Zero Degree Turn or Zero Degree Latitude (مدار صفر درجه Madâr-e sefr darajeh) is a 2007 television series, made through the cooperation of Iran, Hungary, France, and Lebanon. The program was one of the most expensive and elaborate ever produced by Iran and attracted a large audience there. It is inspired by a real-life story about Iranian diplomat Abdol Hossein Sardari, who saved Jews in 1940s Paris during the Nazi Occupation by giving out Iranian passports and allowing them refuge in the Iranian Embassy. It has been noted that neither character names nor the story are close to Sardari's story.

== Plot ==
Set in the time of the Second World War, Madare Sefr Darajeh follows the life of an Iranian student named Habib Parsa (Shahab Hosseini) who travels to Paris to study. There Habib meets a French Jewish woman named Sara Astrok, a student at the same university. At first antagonistic toward one another, Habib and Sarah eventually fall in love. They run into many problems, including persecution by the Nazis and by Sarah's Zionist uncle, but are united in the end.

==Cast==
- Shahab Hosseini as Habib Parsa
- Nathalie Matti as Sara Astrok
- Roya Taymourian as Asieh
- Masoud Rayegan as Mohammadhossein Parsa
- Pierre Dagher as Behrooz Fattahi
- Laya Zanganeh as Ziant-ol-molok
- Ateneh Faghih Nasiri as Saideh
- Mostafa Abdollahi
- Iraj Rad as Jahangir Homayoon Panah
- Payam Dehkordi as Sardar Ehtesham
- Rahim Noroozi as Taghi
- Farrokh Nemati as Colonel Arsia
- Esmail Shangaleh as Heshmati
- Bahman Hashemi
- Fadi Edward
- Hasmiq Taschgian
- Ahmad Saatchian as Mohsen Mozafar
- Ali Ghorban Zadeh as Ardeshir Tavakoli
- Kiumars Malekmotei as Mizanchy
- Gyula Mesterházy
- Ramsin Kebriti as Lieutenant Moheb Ali
- Álmos Szalay
- Biuk Mirzaei as Yadi
- Amirhossein Fathi
- Sadreddin Shajareh

== Opinions ==
The government-financed film has been widely cited as an effort by the government to demonstrate its positions in regards to the difference between Jews and Zionists, encompassing sympathy for the Jewish people (including an orthodox view of the Holocaust) while remaining hostile to Zionism.

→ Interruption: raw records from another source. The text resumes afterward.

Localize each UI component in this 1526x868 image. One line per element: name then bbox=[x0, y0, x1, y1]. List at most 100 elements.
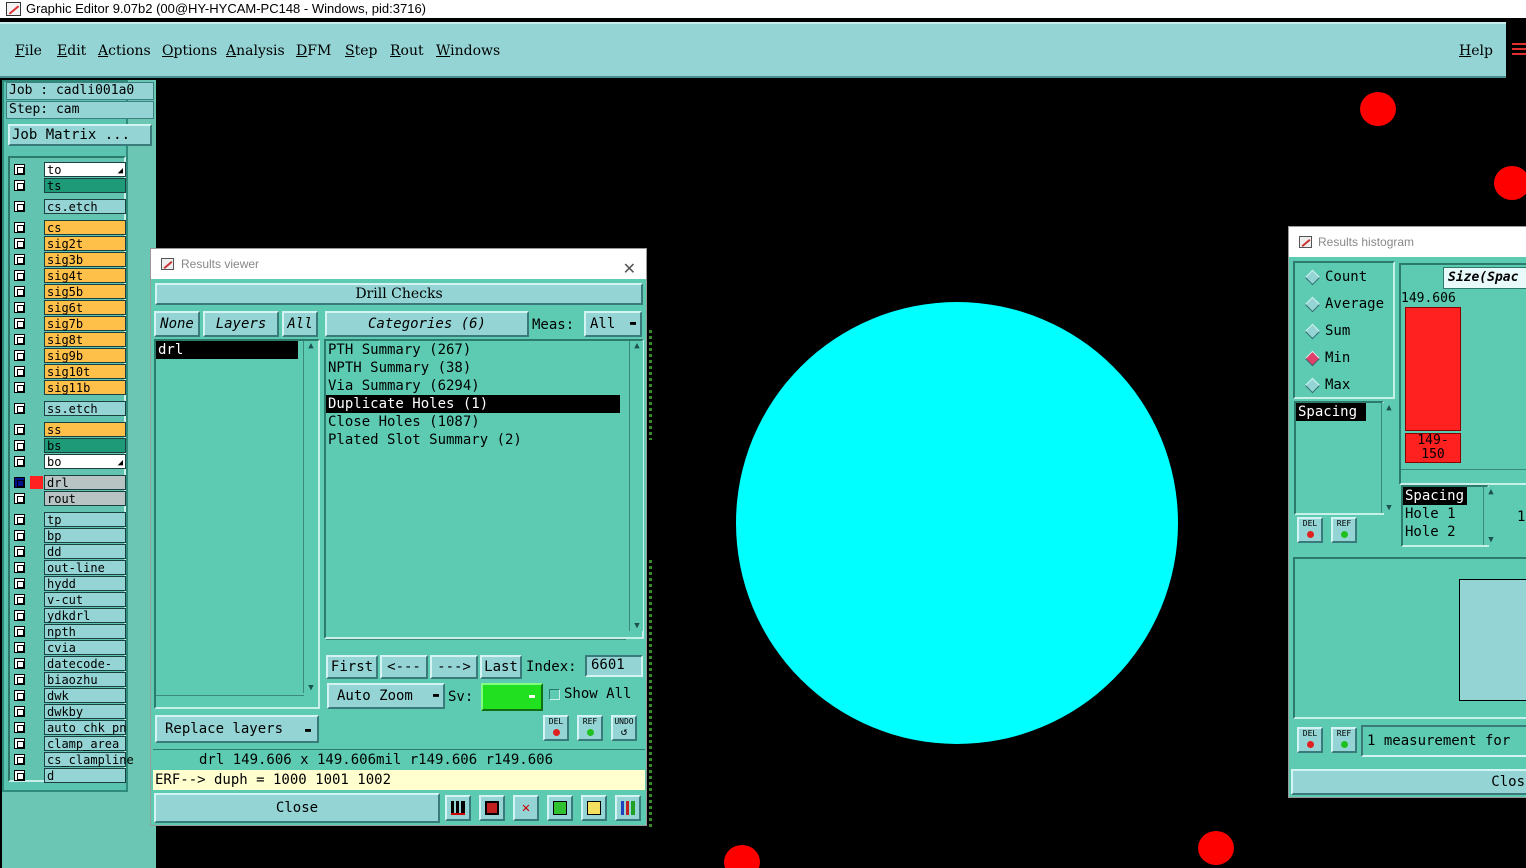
layer-row-sig3b[interactable]: sig3b bbox=[12, 252, 128, 267]
layer-row-cs-clampline[interactable]: cs_clampline bbox=[12, 752, 134, 767]
layer-name[interactable]: sig4t bbox=[44, 268, 126, 283]
prev-button[interactable]: <--- bbox=[380, 655, 428, 679]
layer-row-sig9b[interactable]: sig9b bbox=[12, 348, 128, 363]
layer-row-npth[interactable]: npth bbox=[12, 624, 128, 639]
layer-row-dd[interactable]: dd bbox=[12, 544, 128, 559]
layer-name[interactable]: out-line bbox=[44, 560, 126, 575]
layer-checkbox[interactable] bbox=[14, 690, 25, 701]
layer-row-sig6t[interactable]: sig6t bbox=[12, 300, 128, 315]
layer-name[interactable]: cs.etch bbox=[44, 199, 126, 214]
layer-checkbox[interactable] bbox=[14, 477, 25, 488]
mark-tool-icon[interactable] bbox=[479, 795, 505, 821]
meas-dropdown[interactable]: All ▬ bbox=[584, 311, 642, 337]
layer-checkbox[interactable] bbox=[14, 286, 25, 297]
layer-name[interactable]: ss bbox=[44, 422, 126, 437]
layer-name[interactable]: ts bbox=[44, 178, 126, 193]
layer-name[interactable]: d bbox=[44, 768, 126, 783]
layer-checkbox[interactable] bbox=[14, 706, 25, 717]
layer-name[interactable]: sig3b bbox=[44, 252, 126, 267]
layer-checkbox[interactable] bbox=[14, 334, 25, 345]
layer-row-sig8t[interactable]: sig8t bbox=[12, 332, 128, 347]
detail-item[interactable]: Hole 2 bbox=[1403, 523, 1487, 541]
graph-del-button[interactable]: DEL bbox=[1297, 727, 1323, 753]
histogram-tool-icon[interactable] bbox=[445, 795, 471, 821]
layer-name[interactable]: drl bbox=[44, 475, 126, 490]
layer-checkbox[interactable] bbox=[14, 424, 25, 435]
layer-hscroll[interactable] bbox=[156, 695, 304, 707]
drill-checks-header[interactable]: Drill Checks bbox=[155, 283, 643, 305]
layer-name[interactable]: dwk bbox=[44, 688, 126, 703]
layer-checkbox[interactable] bbox=[14, 350, 25, 361]
categories-vscroll[interactable]: ▲ ▼ bbox=[629, 341, 643, 631]
detail-listbox[interactable]: Spacing Hole 1 Hole 2 bbox=[1401, 485, 1489, 547]
index-input[interactable]: 6601 bbox=[585, 655, 643, 677]
layer-item-drl[interactable]: drl bbox=[156, 341, 298, 359]
category-item-selected[interactable]: Duplicate Holes (1) bbox=[326, 395, 620, 413]
layer-name[interactable]: sig10t bbox=[44, 364, 126, 379]
layer-row-bo[interactable]: bo ◢ bbox=[12, 454, 128, 469]
layer-row-cs-etch[interactable]: cs.etch bbox=[12, 199, 128, 214]
layer-checkbox[interactable] bbox=[14, 302, 25, 313]
layer-name[interactable]: sig8t bbox=[44, 332, 126, 347]
layer-checkbox[interactable] bbox=[14, 594, 25, 605]
histogram-close-button[interactable]: Clos bbox=[1291, 769, 1526, 795]
layer-name[interactable]: npth bbox=[44, 624, 126, 639]
category-item[interactable]: Via Summary (6294) bbox=[326, 377, 642, 395]
layer-row-to[interactable]: to ◢ bbox=[12, 162, 128, 177]
auto-zoom-dropdown[interactable]: Auto Zoom ▬ bbox=[327, 683, 445, 709]
layer-name[interactable]: clamp_area bbox=[44, 736, 126, 751]
layer-checkbox[interactable] bbox=[14, 658, 25, 669]
layer-name[interactable]: dwkby bbox=[44, 704, 126, 719]
count-option[interactable]: Count bbox=[1305, 269, 1367, 285]
layer-row-sig2t[interactable]: sig2t bbox=[12, 236, 128, 251]
layer-row-dwkby[interactable]: dwkby bbox=[12, 704, 128, 719]
layer-vscroll[interactable]: ▲ ▼ bbox=[303, 341, 317, 693]
menu-analysis[interactable]: Analysis bbox=[226, 43, 285, 59]
layer-name[interactable]: sig5b bbox=[44, 284, 126, 299]
layer-row-out-line[interactable]: out-line bbox=[12, 560, 128, 575]
menu-options[interactable]: Options bbox=[162, 43, 217, 59]
layer-checkbox[interactable] bbox=[14, 440, 25, 451]
last-button[interactable]: Last bbox=[480, 655, 522, 679]
layer-checkbox[interactable] bbox=[14, 366, 25, 377]
layer-row-bs[interactable]: bs bbox=[12, 438, 128, 453]
layer-name[interactable]: sig6t bbox=[44, 300, 126, 315]
layer-listbox[interactable]: drl bbox=[154, 339, 320, 709]
layer-checkbox[interactable] bbox=[14, 546, 25, 557]
menu-step[interactable]: Step bbox=[345, 43, 377, 59]
layer-checkbox[interactable] bbox=[14, 201, 25, 212]
layer-row-drl[interactable]: drl bbox=[12, 475, 128, 490]
histogram-hscroll[interactable] bbox=[1401, 469, 1526, 481]
graph-ref-button[interactable]: REF bbox=[1331, 727, 1357, 753]
close-button[interactable]: Close bbox=[154, 793, 440, 823]
layer-checkbox[interactable] bbox=[14, 626, 25, 637]
del-button[interactable]: DEL bbox=[543, 715, 569, 741]
layer-row-cvia[interactable]: cvia bbox=[12, 640, 128, 655]
layer-name[interactable]: biaozhu bbox=[44, 672, 126, 687]
layer-name[interactable]: tp bbox=[44, 512, 126, 527]
layer-checkbox[interactable] bbox=[14, 254, 25, 265]
menu-windows[interactable]: Windows bbox=[436, 43, 500, 59]
detail-item[interactable]: Hole 1 bbox=[1403, 505, 1487, 523]
layer-name[interactable]: bo ◢ bbox=[44, 454, 126, 469]
category-item[interactable]: NPTH Summary (38) bbox=[326, 359, 642, 377]
layer-row-dwk[interactable]: dwk bbox=[12, 688, 128, 703]
layer-checkbox[interactable] bbox=[14, 238, 25, 249]
list-item-spacing[interactable]: Spacing bbox=[1296, 403, 1366, 421]
layer-checkbox[interactable] bbox=[14, 164, 25, 175]
undo-button[interactable]: UNDO ↺ bbox=[611, 715, 637, 741]
menu-help[interactable]: Help bbox=[1459, 43, 1493, 59]
layer-checkbox[interactable] bbox=[14, 642, 25, 653]
average-option[interactable]: Average bbox=[1305, 296, 1384, 312]
layer-checkbox[interactable] bbox=[14, 318, 25, 329]
layer-checkbox[interactable] bbox=[14, 722, 25, 733]
layer-row-v-cut[interactable]: v-cut bbox=[12, 592, 128, 607]
layer-row-datecode-to[interactable]: datecode-to bbox=[12, 656, 128, 685]
menu-actions[interactable]: Actions bbox=[98, 43, 151, 59]
layer-row-sig5b[interactable]: sig5b bbox=[12, 284, 128, 299]
layer-name[interactable]: cs bbox=[44, 220, 126, 235]
first-button[interactable]: First bbox=[326, 655, 378, 679]
layer-checkbox[interactable] bbox=[14, 270, 25, 281]
layer-name[interactable]: sig9b bbox=[44, 348, 126, 363]
layer-checkbox[interactable] bbox=[14, 403, 25, 414]
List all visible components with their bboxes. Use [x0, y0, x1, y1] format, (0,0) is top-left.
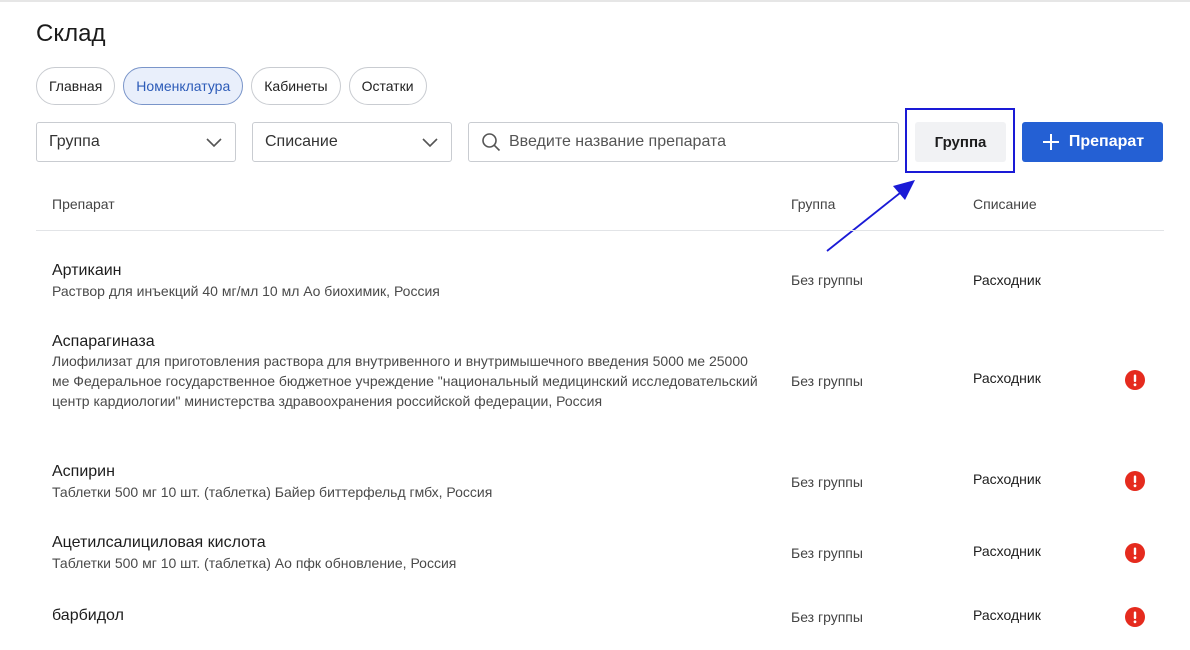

The director of the series, Hassan Fathi, said about it, "I decided to produce this series in 2002, and in those days the Holocaust was not an issue. Even if one single Jew is killed in German camps, the world should be ashamed. By the same token, if a single Palestinian dies, the world should be ashamed. I sympathize with the Jewish victims of World War II, to the same extent with women and children victims of the war in Palestine."

The TV series won the praise and support of Iran's Jewish Association, an independent body that safeguards the community's culture and heritage. The association has criticized Mr. Ahmadinejad's comments about the Holocaust but has praised Mr. Fatthi's show.

== DVD release ==
The series was retitled Zero Point Orbit for its 2007 release by Bita Film, Tarzana, California. The Persian title is unchanged. The DVDs include neither English nor Persian subtitles.

== English dub ==
The series has an English dub that was recorded in Hong Kong by Red Angel Media.